The older generation recalled how Dr Ismail took charge after May 13, appearing on television to appeal for calm and order and to announce that he had assumed the position of Home Affairs Minister. 

Prior to that, Dr Ismail had been out of the Tunku Cabinet for about two years.  

The official reason was that he was in poor health.  

He had not been in the best of health but many said he quit the Government because he could not agree with the Tunku on a number of policies. 

The Tunku turned down his request to resign several times.  

Once, Dr Ismail even “chased” the Tunku around the garden to get the country’s first Prime Minister to accept his resignation letter. 

Dr Ismail was an intellectual who believed in logic and rationale in making decisions. 

But the Tunku, Dr Ismail used to say, “ruled by intuition,” and that went against Dr Ismail’s grain as someone who believed in discipline and objectivity when it came to work. 

By the time the May 13 riots erupted, Dr Ismail’s reputation as a no-nonsense type reached near-legendary proportions. 

And that, said one veteran journalist, was why his reappearance in the post-May 13 Government had tremendous effect on the public. 

“He had credibility, so his words carried weight,” said the journalist. 

A lesser-known fact about his part in those tumultuous days was how he put his foot down against martial law.  

The Tunku thought of handing over power to the army but Dr Ismail, with his great presence of mind, said “once you do that you won’t get it back.” 

Some non-Malays saw him as an ultra-Malay given his role in the National Economic Policy but Razak loyalist Tan Sri Michael Chen described him as a Malay patriot. 

“He was very genuine in wanting to upgrade the social position of the Malays but he never incited them against other races,” said Chen. 

Razak and Dr Ismail, said former Deputy Prime Minister Tan Sri Musa Hitam, formed a real working partnership.  

“They spent a lot of time talking about matters of government, in and out of the office. They were men with a mission to make the country succeed and to take the Malays on the road to progress,” said Musa. 

Dr Ismail was also known for keeping an open mind when it came to ideas.  

Musa recalled how, during an Umno supreme council meeting, he as the then deputy Umno Youth leader, defended the wing’s confrontational stand on the issue of Bahasa Malaysia.  

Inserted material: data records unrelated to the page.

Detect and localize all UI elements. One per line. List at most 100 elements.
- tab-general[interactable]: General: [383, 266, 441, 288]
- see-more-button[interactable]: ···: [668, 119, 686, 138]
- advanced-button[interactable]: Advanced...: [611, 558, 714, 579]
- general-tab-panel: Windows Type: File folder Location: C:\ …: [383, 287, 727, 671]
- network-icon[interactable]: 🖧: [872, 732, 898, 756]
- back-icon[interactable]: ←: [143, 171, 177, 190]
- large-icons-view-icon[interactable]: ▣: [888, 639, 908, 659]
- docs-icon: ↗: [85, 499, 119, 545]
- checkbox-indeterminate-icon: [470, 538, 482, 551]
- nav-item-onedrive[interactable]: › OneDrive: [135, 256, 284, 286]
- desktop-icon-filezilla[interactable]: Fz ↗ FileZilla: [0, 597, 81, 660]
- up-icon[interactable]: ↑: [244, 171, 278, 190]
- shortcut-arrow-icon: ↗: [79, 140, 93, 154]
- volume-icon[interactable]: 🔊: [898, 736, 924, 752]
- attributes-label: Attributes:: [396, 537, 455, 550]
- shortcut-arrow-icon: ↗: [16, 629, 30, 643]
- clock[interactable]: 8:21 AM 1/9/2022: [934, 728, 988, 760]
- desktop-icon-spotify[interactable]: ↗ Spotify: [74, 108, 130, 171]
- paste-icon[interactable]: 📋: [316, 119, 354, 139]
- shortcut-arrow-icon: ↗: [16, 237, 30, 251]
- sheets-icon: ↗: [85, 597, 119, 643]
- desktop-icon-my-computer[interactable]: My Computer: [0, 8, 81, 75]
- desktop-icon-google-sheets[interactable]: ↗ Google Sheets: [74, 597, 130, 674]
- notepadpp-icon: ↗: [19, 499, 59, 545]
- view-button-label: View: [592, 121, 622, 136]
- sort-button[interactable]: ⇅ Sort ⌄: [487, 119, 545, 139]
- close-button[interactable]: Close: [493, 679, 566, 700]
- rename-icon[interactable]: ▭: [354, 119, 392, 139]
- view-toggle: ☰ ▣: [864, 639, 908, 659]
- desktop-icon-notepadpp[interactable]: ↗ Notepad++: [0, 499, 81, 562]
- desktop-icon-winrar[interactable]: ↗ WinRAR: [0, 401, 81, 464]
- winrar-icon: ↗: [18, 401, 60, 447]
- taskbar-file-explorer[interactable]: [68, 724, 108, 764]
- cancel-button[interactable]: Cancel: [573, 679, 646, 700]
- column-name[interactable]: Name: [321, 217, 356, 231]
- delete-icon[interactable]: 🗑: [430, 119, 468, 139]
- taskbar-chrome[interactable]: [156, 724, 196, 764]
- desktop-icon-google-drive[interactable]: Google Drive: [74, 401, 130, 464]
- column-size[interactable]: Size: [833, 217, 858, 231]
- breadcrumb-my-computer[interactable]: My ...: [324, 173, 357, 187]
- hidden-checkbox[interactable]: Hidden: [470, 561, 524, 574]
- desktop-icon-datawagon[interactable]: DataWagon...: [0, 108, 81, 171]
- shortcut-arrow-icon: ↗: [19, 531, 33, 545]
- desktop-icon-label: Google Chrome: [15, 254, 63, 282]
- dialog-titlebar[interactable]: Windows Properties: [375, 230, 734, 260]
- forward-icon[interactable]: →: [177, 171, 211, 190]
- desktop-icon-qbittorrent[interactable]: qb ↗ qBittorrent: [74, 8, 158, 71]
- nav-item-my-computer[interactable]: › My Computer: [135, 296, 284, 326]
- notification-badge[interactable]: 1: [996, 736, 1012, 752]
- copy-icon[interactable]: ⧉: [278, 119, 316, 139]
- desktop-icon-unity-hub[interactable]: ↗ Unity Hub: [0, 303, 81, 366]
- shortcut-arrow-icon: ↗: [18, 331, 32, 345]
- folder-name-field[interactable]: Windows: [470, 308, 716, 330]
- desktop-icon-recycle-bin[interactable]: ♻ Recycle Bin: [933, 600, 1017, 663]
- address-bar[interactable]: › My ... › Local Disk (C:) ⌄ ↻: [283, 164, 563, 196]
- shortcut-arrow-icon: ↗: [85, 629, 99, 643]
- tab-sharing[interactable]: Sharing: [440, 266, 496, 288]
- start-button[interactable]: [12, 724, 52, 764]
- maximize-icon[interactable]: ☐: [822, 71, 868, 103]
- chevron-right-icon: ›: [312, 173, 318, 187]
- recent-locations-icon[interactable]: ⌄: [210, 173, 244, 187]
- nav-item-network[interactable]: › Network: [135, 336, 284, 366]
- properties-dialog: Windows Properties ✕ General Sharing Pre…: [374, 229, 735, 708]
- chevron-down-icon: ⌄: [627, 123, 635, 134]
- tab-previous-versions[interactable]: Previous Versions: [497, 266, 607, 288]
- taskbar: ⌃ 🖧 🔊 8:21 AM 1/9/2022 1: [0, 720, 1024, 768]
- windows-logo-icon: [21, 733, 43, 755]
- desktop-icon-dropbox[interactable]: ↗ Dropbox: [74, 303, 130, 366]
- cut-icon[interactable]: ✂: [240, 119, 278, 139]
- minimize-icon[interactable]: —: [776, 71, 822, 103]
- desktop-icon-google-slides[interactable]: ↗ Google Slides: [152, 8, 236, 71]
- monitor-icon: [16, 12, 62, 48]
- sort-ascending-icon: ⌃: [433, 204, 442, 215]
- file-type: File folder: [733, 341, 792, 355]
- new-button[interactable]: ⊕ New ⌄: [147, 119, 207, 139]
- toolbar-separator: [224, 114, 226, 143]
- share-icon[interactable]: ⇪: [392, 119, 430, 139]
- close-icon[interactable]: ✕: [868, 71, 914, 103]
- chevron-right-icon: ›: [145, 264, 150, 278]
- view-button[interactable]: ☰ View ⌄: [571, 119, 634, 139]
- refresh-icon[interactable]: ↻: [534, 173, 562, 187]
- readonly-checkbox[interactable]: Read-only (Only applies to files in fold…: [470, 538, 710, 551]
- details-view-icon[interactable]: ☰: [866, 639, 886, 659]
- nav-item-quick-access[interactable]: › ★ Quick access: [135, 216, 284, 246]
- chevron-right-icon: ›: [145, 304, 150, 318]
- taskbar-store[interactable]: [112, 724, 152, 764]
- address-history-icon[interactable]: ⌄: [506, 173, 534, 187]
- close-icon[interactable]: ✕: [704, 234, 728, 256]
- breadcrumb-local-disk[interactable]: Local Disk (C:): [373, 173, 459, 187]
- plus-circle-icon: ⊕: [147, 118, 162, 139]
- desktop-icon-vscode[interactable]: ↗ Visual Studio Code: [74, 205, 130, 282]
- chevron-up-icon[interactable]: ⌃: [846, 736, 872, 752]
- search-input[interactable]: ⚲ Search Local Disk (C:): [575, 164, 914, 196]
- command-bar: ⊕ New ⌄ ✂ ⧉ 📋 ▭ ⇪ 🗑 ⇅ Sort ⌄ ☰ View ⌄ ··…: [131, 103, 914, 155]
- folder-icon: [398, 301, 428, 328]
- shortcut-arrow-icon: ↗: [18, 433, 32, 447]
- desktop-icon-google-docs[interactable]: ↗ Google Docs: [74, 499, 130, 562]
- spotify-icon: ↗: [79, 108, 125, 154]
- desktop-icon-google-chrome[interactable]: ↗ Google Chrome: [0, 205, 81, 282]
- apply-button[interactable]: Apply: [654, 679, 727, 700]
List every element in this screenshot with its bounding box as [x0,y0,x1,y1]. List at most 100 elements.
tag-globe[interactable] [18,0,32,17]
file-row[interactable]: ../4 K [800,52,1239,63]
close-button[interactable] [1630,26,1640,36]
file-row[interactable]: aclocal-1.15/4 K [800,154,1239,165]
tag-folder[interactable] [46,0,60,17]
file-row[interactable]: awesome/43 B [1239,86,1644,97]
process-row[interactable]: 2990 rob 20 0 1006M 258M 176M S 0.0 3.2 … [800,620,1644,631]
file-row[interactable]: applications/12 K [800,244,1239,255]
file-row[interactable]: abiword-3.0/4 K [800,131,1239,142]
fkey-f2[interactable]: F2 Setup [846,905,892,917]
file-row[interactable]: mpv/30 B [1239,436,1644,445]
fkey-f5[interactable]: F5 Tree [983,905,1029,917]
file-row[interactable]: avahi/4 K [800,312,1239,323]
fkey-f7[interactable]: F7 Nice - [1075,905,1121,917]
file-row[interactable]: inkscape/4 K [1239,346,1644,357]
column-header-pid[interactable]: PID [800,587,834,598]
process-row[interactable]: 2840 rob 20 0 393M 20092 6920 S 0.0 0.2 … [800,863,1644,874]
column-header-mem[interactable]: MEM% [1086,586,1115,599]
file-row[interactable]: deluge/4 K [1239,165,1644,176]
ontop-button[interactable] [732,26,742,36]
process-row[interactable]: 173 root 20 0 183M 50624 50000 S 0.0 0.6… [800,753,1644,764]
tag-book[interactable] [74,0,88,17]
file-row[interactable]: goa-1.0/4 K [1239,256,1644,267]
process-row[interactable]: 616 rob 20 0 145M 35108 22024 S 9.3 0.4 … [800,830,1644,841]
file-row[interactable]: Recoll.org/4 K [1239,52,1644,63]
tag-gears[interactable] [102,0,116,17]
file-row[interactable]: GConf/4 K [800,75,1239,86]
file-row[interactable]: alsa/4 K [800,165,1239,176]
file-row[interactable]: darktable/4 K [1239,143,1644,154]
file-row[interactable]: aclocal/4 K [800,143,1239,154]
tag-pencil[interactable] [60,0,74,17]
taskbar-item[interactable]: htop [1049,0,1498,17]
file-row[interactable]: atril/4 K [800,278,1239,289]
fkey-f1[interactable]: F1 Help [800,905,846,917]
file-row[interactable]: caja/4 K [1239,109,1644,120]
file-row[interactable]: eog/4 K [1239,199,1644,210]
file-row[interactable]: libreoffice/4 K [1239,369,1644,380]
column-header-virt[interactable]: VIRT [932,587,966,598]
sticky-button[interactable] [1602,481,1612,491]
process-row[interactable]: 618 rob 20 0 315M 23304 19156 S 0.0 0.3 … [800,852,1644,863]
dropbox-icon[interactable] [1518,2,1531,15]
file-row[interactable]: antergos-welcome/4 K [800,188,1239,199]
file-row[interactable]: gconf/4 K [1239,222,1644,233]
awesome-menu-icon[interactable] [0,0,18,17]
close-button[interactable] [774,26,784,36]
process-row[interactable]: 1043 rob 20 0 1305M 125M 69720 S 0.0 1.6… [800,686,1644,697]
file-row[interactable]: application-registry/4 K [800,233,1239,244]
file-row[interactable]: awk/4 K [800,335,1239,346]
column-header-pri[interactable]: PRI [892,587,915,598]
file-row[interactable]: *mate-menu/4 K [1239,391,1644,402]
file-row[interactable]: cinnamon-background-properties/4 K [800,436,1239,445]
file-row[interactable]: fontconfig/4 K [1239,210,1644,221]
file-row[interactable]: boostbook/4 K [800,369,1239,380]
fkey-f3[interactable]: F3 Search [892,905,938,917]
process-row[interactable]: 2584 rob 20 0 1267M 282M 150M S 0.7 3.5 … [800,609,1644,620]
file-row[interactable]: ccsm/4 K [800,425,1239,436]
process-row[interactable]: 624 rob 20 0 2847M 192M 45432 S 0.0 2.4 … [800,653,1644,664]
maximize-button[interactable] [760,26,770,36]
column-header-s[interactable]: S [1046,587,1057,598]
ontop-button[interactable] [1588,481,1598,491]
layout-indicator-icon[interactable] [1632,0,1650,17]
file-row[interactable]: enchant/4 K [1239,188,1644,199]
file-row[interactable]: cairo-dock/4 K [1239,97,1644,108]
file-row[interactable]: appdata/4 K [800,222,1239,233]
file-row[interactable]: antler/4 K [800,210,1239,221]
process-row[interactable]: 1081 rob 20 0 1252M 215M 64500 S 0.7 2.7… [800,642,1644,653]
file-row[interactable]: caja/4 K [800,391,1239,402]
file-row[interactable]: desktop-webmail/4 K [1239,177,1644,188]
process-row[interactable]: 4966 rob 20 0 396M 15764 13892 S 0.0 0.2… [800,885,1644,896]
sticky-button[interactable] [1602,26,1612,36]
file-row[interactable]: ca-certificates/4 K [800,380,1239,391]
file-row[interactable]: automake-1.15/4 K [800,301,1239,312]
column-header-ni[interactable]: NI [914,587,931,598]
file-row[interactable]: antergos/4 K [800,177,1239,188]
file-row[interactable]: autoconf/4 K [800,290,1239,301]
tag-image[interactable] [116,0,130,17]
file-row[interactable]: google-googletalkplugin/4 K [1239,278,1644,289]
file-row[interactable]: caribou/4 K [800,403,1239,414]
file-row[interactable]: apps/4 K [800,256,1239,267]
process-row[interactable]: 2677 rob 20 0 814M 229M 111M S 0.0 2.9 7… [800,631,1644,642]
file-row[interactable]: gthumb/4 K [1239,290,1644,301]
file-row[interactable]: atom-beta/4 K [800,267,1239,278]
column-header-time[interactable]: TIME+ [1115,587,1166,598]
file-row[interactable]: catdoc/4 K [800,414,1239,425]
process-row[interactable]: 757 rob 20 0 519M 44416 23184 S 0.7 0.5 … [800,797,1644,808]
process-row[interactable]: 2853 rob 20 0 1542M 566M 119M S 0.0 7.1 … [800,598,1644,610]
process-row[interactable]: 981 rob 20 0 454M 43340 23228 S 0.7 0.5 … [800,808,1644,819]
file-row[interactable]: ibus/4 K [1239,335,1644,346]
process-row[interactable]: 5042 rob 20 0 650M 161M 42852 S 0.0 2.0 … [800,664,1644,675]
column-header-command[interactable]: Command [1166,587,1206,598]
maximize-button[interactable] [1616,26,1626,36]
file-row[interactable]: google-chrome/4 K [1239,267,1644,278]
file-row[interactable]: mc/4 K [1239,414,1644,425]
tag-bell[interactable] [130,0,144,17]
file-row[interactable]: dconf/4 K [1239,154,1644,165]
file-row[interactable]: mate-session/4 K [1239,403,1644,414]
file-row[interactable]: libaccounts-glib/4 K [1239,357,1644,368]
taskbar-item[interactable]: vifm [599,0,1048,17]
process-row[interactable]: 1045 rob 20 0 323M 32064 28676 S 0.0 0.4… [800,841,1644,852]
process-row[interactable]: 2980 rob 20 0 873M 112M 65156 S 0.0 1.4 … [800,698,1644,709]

When he finished, Dr Ismail cast him a steely look and asked: “Do you mean to say that Umno Youth is a pressure group?” 

Musa stood his ground and said: “We represent the young members in the party and our views are different.” 

Those around the table thought that Musa’s goose was cooked but Dr Ismail nodded and said: “You’ve got a point there.” 

Needless to say, Dr Ismail’s reputation often preceded him.  

“If you had an appointment with him at 9am, you'd better come at 8.30am. One minute late and he would refuse to see you,” said Chen. 

But that did not mean he was all work and no play.  

He had a lighter side to him for he enjoyed a good joke, believed in living the good life and had a rather flamboyant taste in dressing. 

Dr Ismail's sudden death on Aug 2, 1973 stunned everyone. 

Dr Ismail, said Musa, was a beacon in his time.  

Unfortunately, he seems to occupy a faint spot in the national memory.  

When his daughter who worked in Bank Negara visited The Star several years ago, a reporter told her that he was honoured to meet the daughter of such a great man.  

She was taken aback and told him not many remembered her father like that.